The Accounting Cycle
The process of accounting involves a series of actions that start with transaction and ends with closing of the accounting books (Armstrong, 1985). Due to its recurring pattern,during each financial year or every reporting period, the processes is referred to as the accounting cycle and includes a number of steps to complete;
a) Identification of transaction- an event is identified as a transaction and later the source/primary document is collected and generated, for example, purchase order, cash slips or an invoice.
b) Analysis of transaction- in this stage, the transaction amount is determined and then the affected account is identified.

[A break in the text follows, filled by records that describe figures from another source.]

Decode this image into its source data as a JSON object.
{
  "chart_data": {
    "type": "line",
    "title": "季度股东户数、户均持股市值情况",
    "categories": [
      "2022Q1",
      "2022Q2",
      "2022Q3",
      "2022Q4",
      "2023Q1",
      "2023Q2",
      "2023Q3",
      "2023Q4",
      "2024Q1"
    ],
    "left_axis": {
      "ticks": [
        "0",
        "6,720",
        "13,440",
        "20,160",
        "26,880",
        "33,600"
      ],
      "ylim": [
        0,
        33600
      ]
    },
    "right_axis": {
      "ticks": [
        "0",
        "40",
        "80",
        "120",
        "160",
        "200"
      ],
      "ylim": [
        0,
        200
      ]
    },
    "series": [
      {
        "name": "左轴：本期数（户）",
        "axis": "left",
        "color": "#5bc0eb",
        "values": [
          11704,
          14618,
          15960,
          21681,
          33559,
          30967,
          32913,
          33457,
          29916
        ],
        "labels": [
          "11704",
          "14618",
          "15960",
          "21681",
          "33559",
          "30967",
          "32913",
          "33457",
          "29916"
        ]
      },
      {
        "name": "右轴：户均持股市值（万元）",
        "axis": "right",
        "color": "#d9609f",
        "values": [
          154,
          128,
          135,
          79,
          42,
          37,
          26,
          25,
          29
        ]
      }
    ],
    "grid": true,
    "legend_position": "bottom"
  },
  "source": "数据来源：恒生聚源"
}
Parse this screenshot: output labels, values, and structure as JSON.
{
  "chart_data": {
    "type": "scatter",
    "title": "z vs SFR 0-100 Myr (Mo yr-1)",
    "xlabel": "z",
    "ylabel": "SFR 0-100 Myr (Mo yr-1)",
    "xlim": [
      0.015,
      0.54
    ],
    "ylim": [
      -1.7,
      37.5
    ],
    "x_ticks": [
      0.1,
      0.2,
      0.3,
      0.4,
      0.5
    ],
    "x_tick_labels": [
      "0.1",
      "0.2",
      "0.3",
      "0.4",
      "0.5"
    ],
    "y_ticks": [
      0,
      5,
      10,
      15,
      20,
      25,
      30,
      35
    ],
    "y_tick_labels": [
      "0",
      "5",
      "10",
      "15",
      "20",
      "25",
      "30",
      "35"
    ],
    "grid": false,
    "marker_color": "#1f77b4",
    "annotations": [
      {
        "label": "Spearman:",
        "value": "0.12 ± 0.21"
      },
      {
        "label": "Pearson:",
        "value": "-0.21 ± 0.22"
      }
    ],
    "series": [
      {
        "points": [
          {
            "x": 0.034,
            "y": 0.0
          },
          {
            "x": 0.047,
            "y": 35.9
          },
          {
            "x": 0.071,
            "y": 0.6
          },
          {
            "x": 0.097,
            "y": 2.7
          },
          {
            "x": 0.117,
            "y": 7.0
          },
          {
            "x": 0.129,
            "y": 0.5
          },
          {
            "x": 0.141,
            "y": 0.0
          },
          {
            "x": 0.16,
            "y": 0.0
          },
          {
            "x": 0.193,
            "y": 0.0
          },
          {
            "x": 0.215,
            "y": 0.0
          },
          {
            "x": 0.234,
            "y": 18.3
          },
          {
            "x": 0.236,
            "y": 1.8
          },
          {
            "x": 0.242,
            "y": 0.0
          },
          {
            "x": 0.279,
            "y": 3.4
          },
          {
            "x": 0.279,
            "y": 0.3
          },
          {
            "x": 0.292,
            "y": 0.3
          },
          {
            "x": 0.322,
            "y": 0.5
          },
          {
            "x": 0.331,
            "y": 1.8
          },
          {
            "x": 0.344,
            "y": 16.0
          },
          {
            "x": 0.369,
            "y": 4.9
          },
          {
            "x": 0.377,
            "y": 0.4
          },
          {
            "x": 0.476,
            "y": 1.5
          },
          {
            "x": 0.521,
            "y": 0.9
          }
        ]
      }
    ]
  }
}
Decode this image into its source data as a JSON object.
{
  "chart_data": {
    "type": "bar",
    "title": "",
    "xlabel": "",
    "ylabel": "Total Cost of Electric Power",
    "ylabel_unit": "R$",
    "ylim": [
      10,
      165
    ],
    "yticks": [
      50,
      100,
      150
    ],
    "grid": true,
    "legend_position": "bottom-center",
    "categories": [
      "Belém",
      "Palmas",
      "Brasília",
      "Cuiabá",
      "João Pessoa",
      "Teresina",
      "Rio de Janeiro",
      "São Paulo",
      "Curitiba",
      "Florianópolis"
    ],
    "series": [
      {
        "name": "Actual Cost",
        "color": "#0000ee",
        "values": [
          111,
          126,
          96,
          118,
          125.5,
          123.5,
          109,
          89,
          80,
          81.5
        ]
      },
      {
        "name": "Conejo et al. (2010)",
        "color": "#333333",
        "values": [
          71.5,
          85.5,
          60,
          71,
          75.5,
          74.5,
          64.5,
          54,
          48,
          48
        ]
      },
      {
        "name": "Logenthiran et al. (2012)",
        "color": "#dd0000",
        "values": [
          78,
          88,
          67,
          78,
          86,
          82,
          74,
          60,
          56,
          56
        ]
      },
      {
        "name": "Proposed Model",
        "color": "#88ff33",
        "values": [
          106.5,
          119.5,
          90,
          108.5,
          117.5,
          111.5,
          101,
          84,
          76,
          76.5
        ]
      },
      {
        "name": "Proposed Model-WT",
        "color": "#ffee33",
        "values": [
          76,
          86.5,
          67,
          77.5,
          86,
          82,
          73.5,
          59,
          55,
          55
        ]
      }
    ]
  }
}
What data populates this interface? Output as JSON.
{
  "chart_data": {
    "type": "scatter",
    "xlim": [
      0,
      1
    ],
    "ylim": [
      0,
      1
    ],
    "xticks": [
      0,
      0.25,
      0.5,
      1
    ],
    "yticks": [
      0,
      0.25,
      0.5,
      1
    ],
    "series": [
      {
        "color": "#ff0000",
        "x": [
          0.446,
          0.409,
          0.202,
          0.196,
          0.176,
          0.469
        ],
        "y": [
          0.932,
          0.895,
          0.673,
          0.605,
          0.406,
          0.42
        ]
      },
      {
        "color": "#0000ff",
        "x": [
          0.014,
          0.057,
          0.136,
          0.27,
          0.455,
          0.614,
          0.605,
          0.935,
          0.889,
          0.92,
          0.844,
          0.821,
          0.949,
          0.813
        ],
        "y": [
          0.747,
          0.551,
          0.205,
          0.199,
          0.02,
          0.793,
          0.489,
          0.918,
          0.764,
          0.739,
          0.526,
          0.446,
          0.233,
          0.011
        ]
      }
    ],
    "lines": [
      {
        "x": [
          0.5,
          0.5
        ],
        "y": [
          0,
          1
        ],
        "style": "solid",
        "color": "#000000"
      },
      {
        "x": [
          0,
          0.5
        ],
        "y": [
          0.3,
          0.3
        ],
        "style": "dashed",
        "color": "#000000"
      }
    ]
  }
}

c) Journal Entries - the transaction is recorded on the journal depending on its nature i.e. debit or credit.
d) Posting to ledger- in this section, the transactions are transferred to the appropriate T-accounts on the ledger.
e) Trial Balance- A trial balance is then calculated to make sure that the sum of the debits equals the sum of the credits.
f) Adjusting Entries- Adjusting entries are made for accrued and deferred items. The entries are then journalized and later posted to the T-accounts in the ledger (Deloitte, 2008).
g) Adjusted Trial Balance- A new trial balance is calculated after making the adjusting entries.
h) Financial Statements- The financial statements are prepared.
i) Closing Entries- Transfer of balances of the temporary accounts (e.g. revenues and expenses) to the owner's equity.
j) After-Closing Trial Balance- A final trial balance is calculated after the closing entries are made (Arnould, 1972).